= Rundu Urban =

Electoral constituency in the Kavango East region of north-eastern Namibia

Rundu Urban constituency (red) in the Kavango East region of Namibia

Rundu Urban is an electoral constituency in the Kavango East region of Namibia. It covers the urban area of Rundu, the region's capital and one of Namibia's largest cities. The constituency also covers parts of the Sauyemwa, Safari, Tutungeni, Katutura, Donkerhoek and Kehemu neighborhoods. It had a population of 20,953 in 2011, up from 19,173 in 2001. As of 2020 the constituency had 35,740 registered voters.

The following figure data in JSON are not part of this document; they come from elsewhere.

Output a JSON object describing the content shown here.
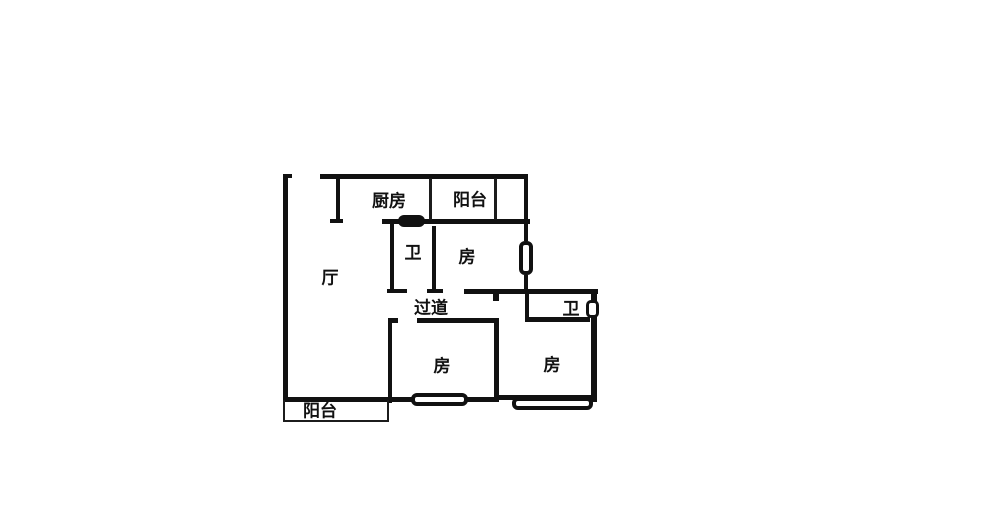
{
  "canvas": {
    "width": 1000,
    "height": 509,
    "background_color": "#ffffff",
    "line_color": "#111111"
  },
  "floorplan": {
    "type": "apartment-floor-plan",
    "rooms": [
      {
        "id": "kitchen",
        "label": "厨房",
        "cx": 389,
        "cy": 201
      },
      {
        "id": "balcony-top",
        "label": "阳台",
        "cx": 470,
        "cy": 200
      },
      {
        "id": "bath-1",
        "label": "卫",
        "cx": 413,
        "cy": 253
      },
      {
        "id": "bedroom-top",
        "label": "房",
        "cx": 467,
        "cy": 257
      },
      {
        "id": "living-room",
        "label": "厅",
        "cx": 330,
        "cy": 278
      },
      {
        "id": "corridor",
        "label": "过道",
        "cx": 431,
        "cy": 308
      },
      {
        "id": "bath-2",
        "label": "卫",
        "cx": 571,
        "cy": 309
      },
      {
        "id": "bedroom-mid",
        "label": "房",
        "cx": 442,
        "cy": 366
      },
      {
        "id": "bedroom-right",
        "label": "房",
        "cx": 552,
        "cy": 365
      },
      {
        "id": "balcony-bottom",
        "label": "阳台",
        "cx": 320,
        "cy": 411
      }
    ],
    "walls": [
      {
        "name": "outer-left-wall",
        "x": 283,
        "y": 174,
        "w": 5,
        "h": 227
      },
      {
        "name": "entry-left-cap",
        "x": 283,
        "y": 174,
        "w": 9,
        "h": 4
      },
      {
        "name": "outer-top-wall",
        "x": 320,
        "y": 174,
        "w": 208,
        "h": 5
      },
      {
        "name": "kitchen-left-wall",
        "x": 336,
        "y": 176,
        "w": 4,
        "h": 46
      },
      {
        "name": "kitchen-bottom-cap",
        "x": 330,
        "y": 219,
        "w": 13,
        "h": 4
      },
      {
        "name": "kitchen-balcony-bottom-wall",
        "x": 382,
        "y": 219,
        "w": 148,
        "h": 5
      },
      {
        "name": "bath1-left-wall",
        "x": 390,
        "y": 222,
        "w": 4,
        "h": 70
      },
      {
        "name": "bath1-right-wall",
        "x": 432,
        "y": 226,
        "w": 4,
        "h": 66
      },
      {
        "name": "corridor-top-wall-a",
        "x": 387,
        "y": 289,
        "w": 20,
        "h": 4
      },
      {
        "name": "corridor-top-wall-b",
        "x": 427,
        "y": 289,
        "w": 16,
        "h": 4
      },
      {
        "name": "corridor-top-wall-c",
        "x": 464,
        "y": 289,
        "w": 134,
        "h": 5
      },
      {
        "name": "door-jamb-stub",
        "x": 493,
        "y": 293,
        "w": 6,
        "h": 8
      },
      {
        "name": "upper-right-wall-top",
        "x": 524,
        "y": 176,
        "w": 4,
        "h": 65
      },
      {
        "name": "upper-right-wall-bottom",
        "x": 524,
        "y": 275,
        "w": 4,
        "h": 19
      },
      {
        "name": "bath2-left-wall",
        "x": 525,
        "y": 293,
        "w": 4,
        "h": 28
      },
      {
        "name": "bath2-bottom-wall",
        "x": 525,
        "y": 317,
        "w": 65,
        "h": 5
      },
      {
        "name": "outer-right-wall",
        "x": 591,
        "y": 289,
        "w": 6,
        "h": 113
      },
      {
        "name": "corridor-bottom-corner",
        "x": 388,
        "y": 318,
        "w": 10,
        "h": 5
      },
      {
        "name": "corridor-bottom-wall",
        "x": 417,
        "y": 318,
        "w": 82,
        "h": 5
      },
      {
        "name": "bedroom-mid-left-wall",
        "x": 388,
        "y": 318,
        "w": 4,
        "h": 85
      },
      {
        "name": "bedroom-shared-wall",
        "x": 494,
        "y": 318,
        "w": 5,
        "h": 84
      },
      {
        "name": "bottom-wall-left",
        "x": 283,
        "y": 397,
        "w": 216,
        "h": 5
      },
      {
        "name": "bottom-wall-right",
        "x": 499,
        "y": 395,
        "w": 98,
        "h": 5
      }
    ],
    "thin_lines": [
      {
        "name": "top-strip-divider-kitchen-balcony",
        "x": 429,
        "y": 178,
        "w": 3,
        "h": 42
      },
      {
        "name": "top-strip-divider-balcony-right",
        "x": 494,
        "y": 178,
        "w": 3,
        "h": 42
      },
      {
        "name": "balcony-outline-left",
        "x": 283,
        "y": 400,
        "w": 2,
        "h": 22
      },
      {
        "name": "balcony-outline-bottom",
        "x": 283,
        "y": 420,
        "w": 106,
        "h": 2
      },
      {
        "name": "balcony-outline-right",
        "x": 387,
        "y": 400,
        "w": 2,
        "h": 22
      }
    ],
    "windows": [
      {
        "name": "window-upper-right-wall",
        "x": 519,
        "y": 241,
        "w": 14,
        "h": 34,
        "border": 4,
        "radius": 6
      },
      {
        "name": "window-bath2-right-wall",
        "x": 586,
        "y": 300,
        "w": 13,
        "h": 18,
        "border": 3,
        "radius": 5
      },
      {
        "name": "window-bedroom-mid",
        "x": 411,
        "y": 393,
        "w": 57,
        "h": 13,
        "border": 4,
        "radius": 6
      },
      {
        "name": "window-bedroom-right",
        "x": 512,
        "y": 397,
        "w": 81,
        "h": 13,
        "border": 4,
        "radius": 6
      }
    ],
    "doors": [
      {
        "name": "kitchen-sliding-door-panel",
        "x": 398,
        "y": 215,
        "w": 27,
        "h": 12,
        "radius": 6
      }
    ]
  }
}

In 2013 the Kavango Region of which Rundu was the capital, was split into Kavango East and Kavango West. Rundu became the capital of Kavango East, and Rundu Urban also belongs to this region.

==Politics==
Rundu is traditionally a stronghold of the South West Africa People's Organization (SWAPO) party. Ambrosius Haingura, a prominent internal SWAPO organizer prior to independence, was the first councillor elected to represent Rundu Urban in the 1992 regional elections. He was re-elected in 1998 and served until his death in September 2000.

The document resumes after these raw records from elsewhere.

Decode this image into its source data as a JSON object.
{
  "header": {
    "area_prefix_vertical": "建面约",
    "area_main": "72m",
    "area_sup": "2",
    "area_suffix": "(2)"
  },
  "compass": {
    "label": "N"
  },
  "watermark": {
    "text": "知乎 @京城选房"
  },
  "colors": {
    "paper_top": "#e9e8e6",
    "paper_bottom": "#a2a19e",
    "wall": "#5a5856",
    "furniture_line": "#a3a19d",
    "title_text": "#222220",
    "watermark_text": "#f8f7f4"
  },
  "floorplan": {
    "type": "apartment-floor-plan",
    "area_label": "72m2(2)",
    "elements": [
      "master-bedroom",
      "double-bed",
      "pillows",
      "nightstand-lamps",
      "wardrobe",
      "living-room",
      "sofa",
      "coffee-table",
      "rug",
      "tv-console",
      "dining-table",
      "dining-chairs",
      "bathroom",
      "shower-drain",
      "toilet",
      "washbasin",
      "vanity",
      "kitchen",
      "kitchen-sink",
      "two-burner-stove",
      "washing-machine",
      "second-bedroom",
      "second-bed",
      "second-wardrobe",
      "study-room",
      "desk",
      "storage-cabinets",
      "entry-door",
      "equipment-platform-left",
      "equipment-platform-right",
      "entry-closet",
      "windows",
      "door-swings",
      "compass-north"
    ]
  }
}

In the 2004 regional elections Nimrod Muremi (SWAPO), an agriculturalist, was elected councillor. He received 5,960 of the 6,057 votes cast. The 2010 regional elections were contested by incumbent Muremi (SWAPO), Sabine Kapango Dos Santos of All People's Party (APP), Vaino Sipete Matende of Rally for Democracy and Progress (RDP) and Thimotheus Kashindereki. Councillor Muremi was reelected with 75% of all votes. The 2015 regional elections were again a landslide win for SWAPO. Victoria Mbawo Kauma received 7,738 votes while Ladislaus Poroto Shindimba of the APP received 1,202 votes. The election was also contested by candidates of RDP and the Democratic Turnhalle Alliance (DTA). Kauma was re-elected in the 2020 regional election, winning with 4,731 votes, 70% of the total. Several other candidates contested the election, none of them obtaining 10% of the votes cast.